Donald Trump’s presidency inspires a lot of questions. Usually, they are along the lines of “How did we get here again?” and “What the hell is going on in the White House today?” Lately, however, people have been investigating an overlooked topic: Is President Trump a time traveler?
Trump’s alleged time traveling abilities are a popular topic of discussion among Reddit and other online forums. It looked like just another conspiracy theory until people started pointing to a series of children’s books from the 1890s as evidence. Those books, by author Ingersoll Lockwood, follow a wealthy character named Baron Trump (here used as a title, not like the name of President Trump’s own son) who lives in a place called Castle Trump. The last book in this series is called The Last President, which some are reading as a possible foreshadowing of America’s future. Newsweek reported on all the other similarities between the fictional character and our current president, including the fact that Baron Trump travels to Russia “to locate an entrance into alternate dimensions.” Scenes from The Last President also seem chillingly familiar:
The story begins with a scene from a panicked New York City in early November, describing a “state of uproar” after the election of an enormously opposed outsider candidate.
“The entire East Side is in a state of uproar,” police officers shouted through the streets, warning city folk to stay indoors for the night. “Mobs of vast size are organizing under the lead of anarchists and socialists, and threaten to plunder and despoil the houses of the rich who have wronged and oppressed them for so many years.”
Still, all of this doesn’t prove that Trump is a time traveler. (If he was, he probably would have already bragged about owning or gaining access to a time travel machine by now.) Snopes debunked the theory in a recent post:
Time travel conspiracy theories such as this one pick and choose material that supports their conclusions while ignoring everything else. For instance, these books also contain giant turtles, alternate dimensions, a battle with a big white crane, a dog named Bulgar, and a little smiling man frozen in time. Since these aspects have no clear connection to the Trumps, they are omitted from the conspiracy theory.

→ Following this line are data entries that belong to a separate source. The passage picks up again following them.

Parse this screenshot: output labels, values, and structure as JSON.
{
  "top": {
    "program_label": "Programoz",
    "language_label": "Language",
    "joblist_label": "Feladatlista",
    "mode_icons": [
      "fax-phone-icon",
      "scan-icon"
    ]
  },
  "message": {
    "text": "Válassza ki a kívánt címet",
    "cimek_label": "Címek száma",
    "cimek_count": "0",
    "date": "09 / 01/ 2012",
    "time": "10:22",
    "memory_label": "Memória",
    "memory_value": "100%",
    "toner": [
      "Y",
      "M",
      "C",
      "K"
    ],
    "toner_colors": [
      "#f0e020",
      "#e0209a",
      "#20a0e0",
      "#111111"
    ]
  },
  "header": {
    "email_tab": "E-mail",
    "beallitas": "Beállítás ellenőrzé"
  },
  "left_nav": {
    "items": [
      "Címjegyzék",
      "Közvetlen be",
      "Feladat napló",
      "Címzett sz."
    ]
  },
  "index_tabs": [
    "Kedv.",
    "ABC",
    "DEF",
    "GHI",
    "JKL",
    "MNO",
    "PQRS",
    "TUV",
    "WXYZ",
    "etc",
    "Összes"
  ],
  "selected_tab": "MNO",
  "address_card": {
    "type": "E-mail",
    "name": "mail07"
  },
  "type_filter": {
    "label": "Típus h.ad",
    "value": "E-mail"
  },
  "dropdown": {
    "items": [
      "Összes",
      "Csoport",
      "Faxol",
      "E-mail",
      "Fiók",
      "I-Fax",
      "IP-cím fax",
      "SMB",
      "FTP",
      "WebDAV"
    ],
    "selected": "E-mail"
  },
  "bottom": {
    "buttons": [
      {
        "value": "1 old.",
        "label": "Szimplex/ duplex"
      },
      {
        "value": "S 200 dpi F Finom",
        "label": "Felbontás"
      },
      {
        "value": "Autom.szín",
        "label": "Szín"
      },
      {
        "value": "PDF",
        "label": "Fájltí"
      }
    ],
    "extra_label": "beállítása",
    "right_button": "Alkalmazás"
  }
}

Indeed, this theory is just another example of the internet running with something that fits a certain humorous narrative. If you look hard enough, you can probably find a piece of literature that has some parallel themes to any current public figure’s life. Anyway, you can read the books for free on Archive.org. A reviewer from July gave one of the titles five stars and wrote: “This book has consumed my life.” Let that endorsement guide you as it will.
But it doesn’t look like this is the last we’ll hear about the fictional Trump. One filmmaker, a self-proclaimed Trump supporter and a “huge fan of trolling,” wants to turn the books into a fantasy film. As of this posting, his IndieGoGo campaign has only met $2,876 out of its $100,000 flexible goal.
Maybe that’s a sign that some internet jokes should stay on the internet.